I started meeting the Spoolettes as regularly as I can (given family commitments that's not as often as I would like!).  What a great group of ladies that are excellent fun to spend time with, whether drinking, dancing, bowling or fabric shopping!

3) I sewed (mainly) for the life I have

Particpating in Me Made May showed me that my wardrobe needed plain separates and knits and I focused on sewing those.  I know a lot of people don't like to sew basics, but there's only so many party dresses and summer frocks my lifestyle calls for, especially in a country when the sun shines for about a month of the year.  I love (and wear) dresses quite a lot, but I'm likely to grab a comfy knit one to throw on for work and I have sewn a lot of those this year!  But we all need a bit of frosting from time to time - however I want to make what I wear most often.  I also sewed much more with plains (and I'm including spots and stripes in plains - they are practically neutrals) which I have enjoyed more than I expected.  It's good to be able to see nice design lines and focus on the fit rather than hiding behind a print as I did when I started (all those lovely printed cottons...)

4) I really need to conquer trousers

I wear jeans and trousers a lot, especially in winter and it's a huge gap in my me-made wardrobe.  As mentioned in my Hits & Misses post I traced Colette patterns Juniper in my usual size following Sunni's trouser sewalong, added extra seam allowances, thread traced every seam, and threw the muslin in the sewing box to think about what it had done when it didn't remotely fit. It hasn't come back out yet but it will this year! I also want some me made jeans.

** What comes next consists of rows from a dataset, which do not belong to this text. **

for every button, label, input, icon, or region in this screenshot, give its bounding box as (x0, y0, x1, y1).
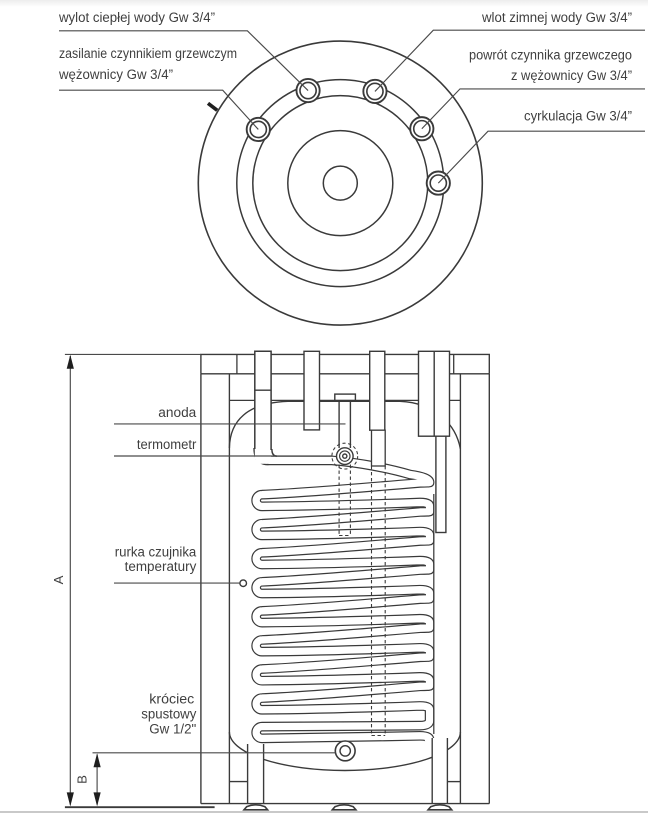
svg-text:termometr: termometr (137, 437, 197, 452)
svg-text:anoda: anoda (158, 405, 197, 420)
svg-text:wężownicy Gw 3/4”: wężownicy Gw 3/4” (58, 67, 173, 82)
svg-text:króciec: króciec (149, 692, 194, 707)
svg-text:powrót czynnika grzewczego: powrót czynnika grzewczego (469, 48, 632, 63)
svg-text:wylot ciepłej wody Gw 3/4”: wylot ciepłej wody Gw 3/4” (58, 10, 215, 25)
svg-text:zasilanie czynnikiem grzewczym: zasilanie czynnikiem grzewczym (59, 46, 237, 61)
svg-text:temperatury: temperatury (125, 559, 197, 574)
svg-text:wlot zimnej wody Gw 3/4”: wlot zimnej wody Gw 3/4” (481, 10, 632, 25)
svg-text:spustowy: spustowy (141, 706, 196, 721)
svg-text:rurka czujnika: rurka czujnika (115, 545, 197, 560)
svg-text:Gw 1/2": Gw 1/2" (149, 722, 196, 737)
svg-text:cyrkulacja Gw 3/4”: cyrkulacja Gw 3/4” (524, 109, 632, 124)
svg-text:B: B (75, 775, 90, 784)
svg-text:A: A (51, 575, 66, 584)
svg-text:z wężownicy Gw 3/4”: z wężownicy Gw 3/4” (511, 68, 632, 83)
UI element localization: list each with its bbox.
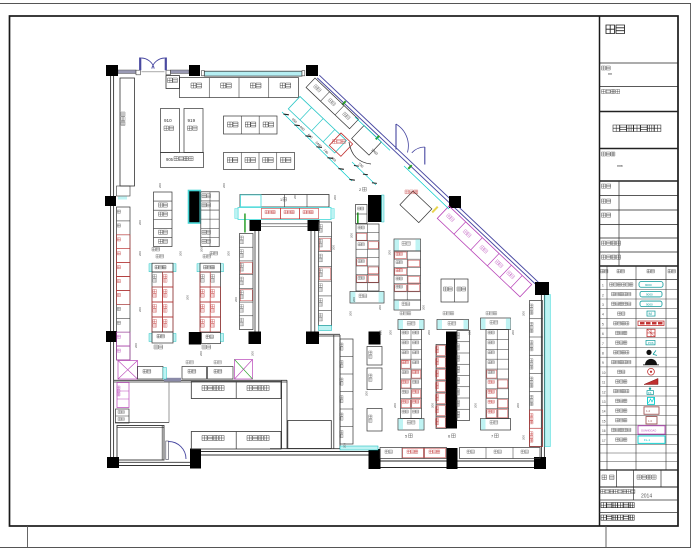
svg-text:200: 200 bbox=[474, 403, 478, 408]
svg-text:7: 7 bbox=[602, 342, 604, 346]
svg-text:13: 13 bbox=[602, 400, 606, 404]
svg-text:**: ** bbox=[608, 73, 612, 79]
svg-text:***: *** bbox=[617, 165, 623, 171]
svg-text:200: 200 bbox=[422, 305, 426, 310]
svg-text:14: 14 bbox=[602, 410, 606, 414]
svg-text:FL-1: FL-1 bbox=[644, 438, 651, 442]
svg-text:POS: POS bbox=[648, 341, 654, 345]
svg-text:M: M bbox=[649, 311, 652, 316]
svg-text:4: 4 bbox=[602, 313, 604, 317]
svg-text:200: 200 bbox=[179, 251, 183, 256]
svg-text:200: 200 bbox=[431, 403, 435, 408]
svg-text:200: 200 bbox=[352, 297, 356, 302]
svg-text:905: 905 bbox=[166, 157, 174, 162]
svg-text:200: 200 bbox=[234, 297, 238, 302]
svg-text:200: 200 bbox=[511, 330, 515, 335]
svg-text:200: 200 bbox=[251, 351, 255, 356]
svg-text:200: 200 bbox=[349, 311, 353, 316]
svg-text:200: 200 bbox=[293, 194, 297, 199]
svg-text:200: 200 bbox=[186, 295, 190, 300]
svg-text:200: 200 bbox=[516, 403, 520, 408]
svg-text:200: 200 bbox=[199, 351, 203, 356]
svg-text:200: 200 bbox=[378, 305, 382, 310]
svg-text:200: 200 bbox=[333, 195, 337, 200]
svg-text:1: 1 bbox=[280, 198, 282, 202]
svg-text:GUANGGAO: GUANGGAO bbox=[641, 428, 656, 432]
svg-text:10: 10 bbox=[602, 371, 606, 375]
svg-text:200: 200 bbox=[522, 435, 526, 440]
svg-text:200: 200 bbox=[138, 251, 142, 256]
svg-text:17: 17 bbox=[602, 439, 606, 443]
svg-text:200: 200 bbox=[222, 183, 226, 188]
svg-text:3: 3 bbox=[602, 303, 604, 307]
svg-text:6: 6 bbox=[602, 332, 604, 336]
svg-text:1.2: 1.2 bbox=[646, 409, 651, 413]
svg-text:9000: 9000 bbox=[645, 283, 652, 287]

5) Sewing with a plan works well for me

I'm quite a planner by nature, but I do have a tendency to get distracted by newer shinier things (squirrel!) like new pattern releases, sewalongs, sewing challenges, competitions etc.  I have made a conscious effort only to take part in these if I would have done it anyway!  If I have bought a new Cake pattern and there's a sewalong, then I will plan to join.  If the Sewcialists are doing Red October, I will join in as I love red.  Green December not so much.  I didn't love the Laurel pattern and realistically I don't think the shape will work for my shape, so I was proud of resisting the competition.

The sewalong that worked really well for me was the Fall Essentials sewalong.  I planned out the garments I wanted to make within a colour palette I love and so I could make sure I had all the notions, zips, thread, buttons etc that normally hold me up on finishing a project.  I mainly sew in the evenings so rushing to the shop for more thread isn't going to happen!  I made so many more projects in that 2 month period than I ever expected so a big thumbs up for planning sewing!

Inspirations and goals posts coming up soon!